BACKGROUND: The improved survival rates for childhood acute lymphoblastic leukemia (ALL) may be jeopardized by the development of a second cancer, which has been associated with thiopurine therapy. PROCEDURE: We retrospectively analyzed three sequential Nordic Society of Paediatric Haematology and Oncology's protocols characterized by increasing intensity of thiopurine-based maintenance therapy.
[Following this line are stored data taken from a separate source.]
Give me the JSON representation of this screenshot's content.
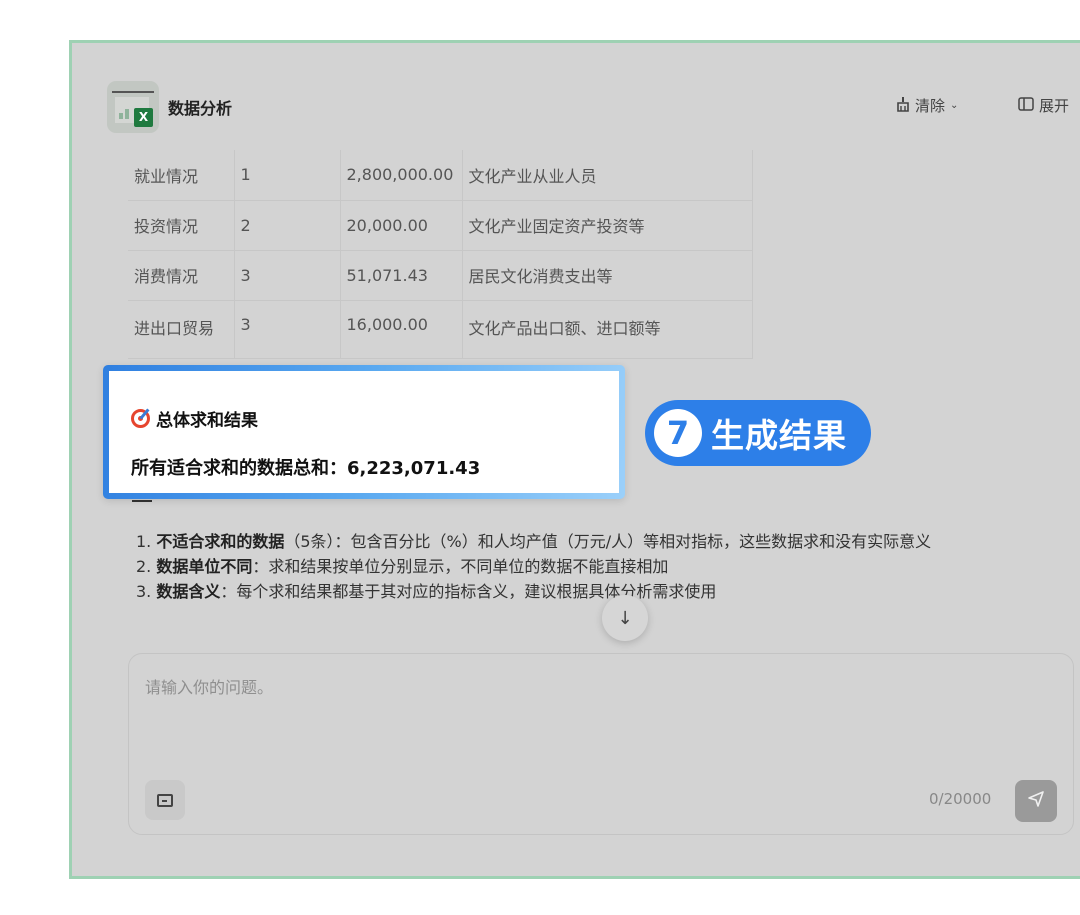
{
  "header": {
    "title": "数据分析",
    "clear_label": "清除",
    "expand_label": "展开"
  },
  "table": {
    "rows": [
      [
        "就业情况",
        "1",
        "2,800,000.00",
        "文化产业从业人员"
      ],
      [
        "投资情况",
        "2",
        "20,000.00",
        "文化产业固定资产投资等"
      ],
      [
        "消费情况",
        "3",
        "51,071.43",
        "居民文化消费支出等"
      ],
      [
        "进出口贸易",
        "3",
        "16,000.00",
        "文化产品出口额、进口额等"
      ]
    ]
  },
  "result_card": {
    "title": "总体求和结果",
    "sum_text": "所有适合求和的数据总和：6,223,071.43"
  },
  "step_badge": {
    "number": "7",
    "label": "生成结果"
  },
  "notes": [
    {
      "prefix": "1. ",
      "bold": "不适合求和的数据",
      "rest": "（5条）：包含百分比（%）和人均产值（万元/人）等相对指标，这些数据求和没有实际意义"
    },
    {
      "prefix": "2. ",
      "bold": "数据单位不同",
      "rest": "：求和结果按单位分别显示，不同单位的数据不能直接相加"
    },
    {
      "prefix": "3. ",
      "bold": "数据含义",
      "rest": "：每个求和结果都基于其对应的指标含义，建议根据具体分析需求使用"
    }
  ],
  "composer": {
    "placeholder": "请输入你的问题。",
    "char_count": "0/20000"
  },
  "colors": {
    "frame_border": "#9ed1b3",
    "accent_blue": "#2d7fe8",
    "target_red": "#e6452e"
  }
}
We explored the risk of second cancer in relation to protocols, risk group, thiopurine methyltransferase (TPMT) activity, ALL high hyperdiploidy (HeH), and t(12;21)[ETV6/RUNX1].
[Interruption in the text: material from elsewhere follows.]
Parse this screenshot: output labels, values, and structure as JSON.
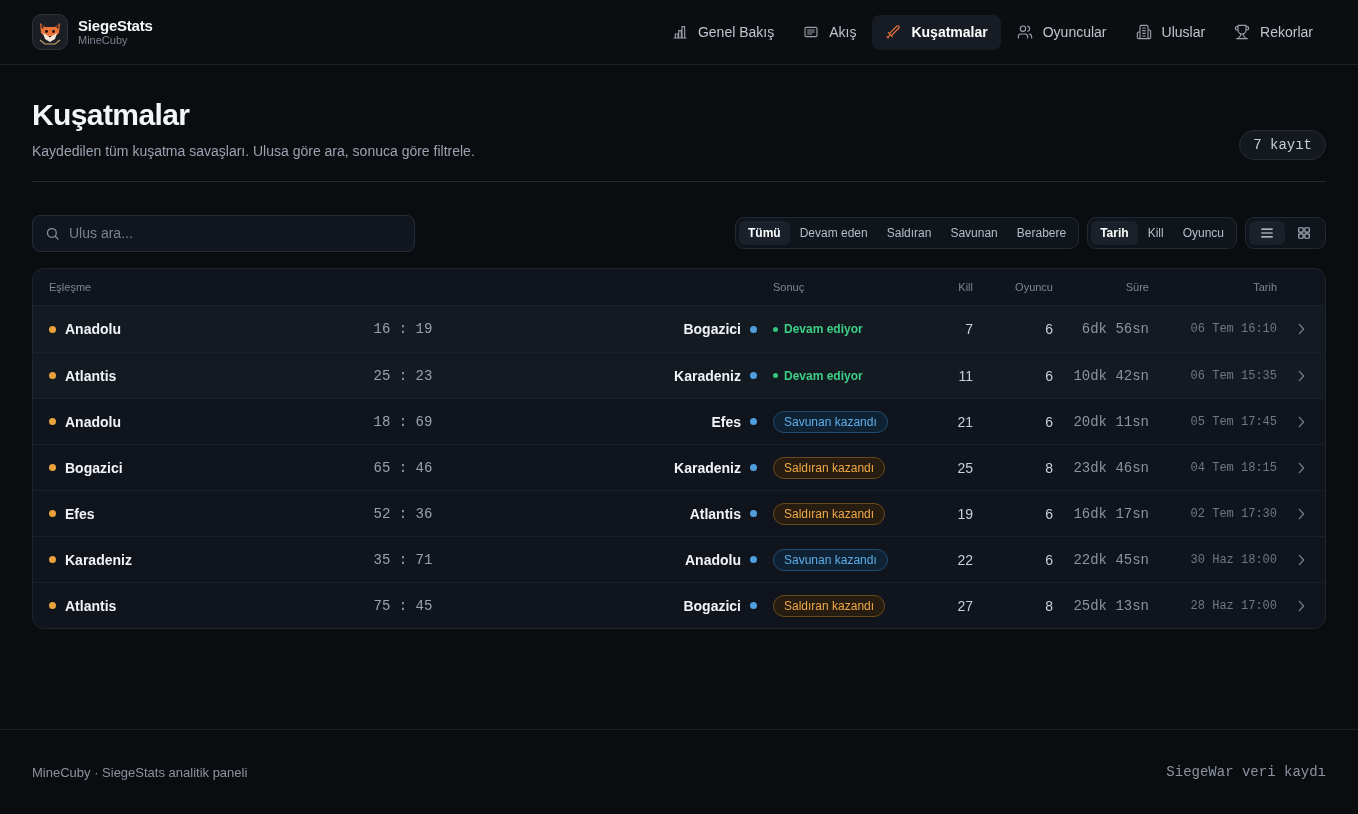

RESULTS: After median 9.5 years (interquartile range, 5.4-15.3 yrs) of follow-up, 40 of 3,591 patients had developed a second cancer, of whom 38 had non-high-risk B-cell precursor ALL. Patients with standard-risk ALL, who received the longest maintenance therapy, had the highest adjusted hazard of second cancer (hazard ratio [HR], intermediate vs. standard risk: 0.16, 95% CI: 0.06-0.43, P < 0.001; HR, high vs. standard risk: 0.09, 95% CI: 0.02-0.49, P = 0.006); no significant effects of protocol, age, or white blood cell count at diagnosis, ALL HeH, or t(12;21)[ETV6/RUNX1] were observed. A subset analysis on the patients with standard-risk ALL did not show an increased hazard of second cancer from either HeH or t(12;21) (adjusted HR 2.02, 95% CI: 0.69-5.96, P = 0.20). The effect of low TPMT low activity was explored in patients reaching maintenance therapy in clinical remission (n = 3,368); no association with second cancer was observed (adjusted HR 1.43, 95% CI: 0.54-3.76, P = 0.47).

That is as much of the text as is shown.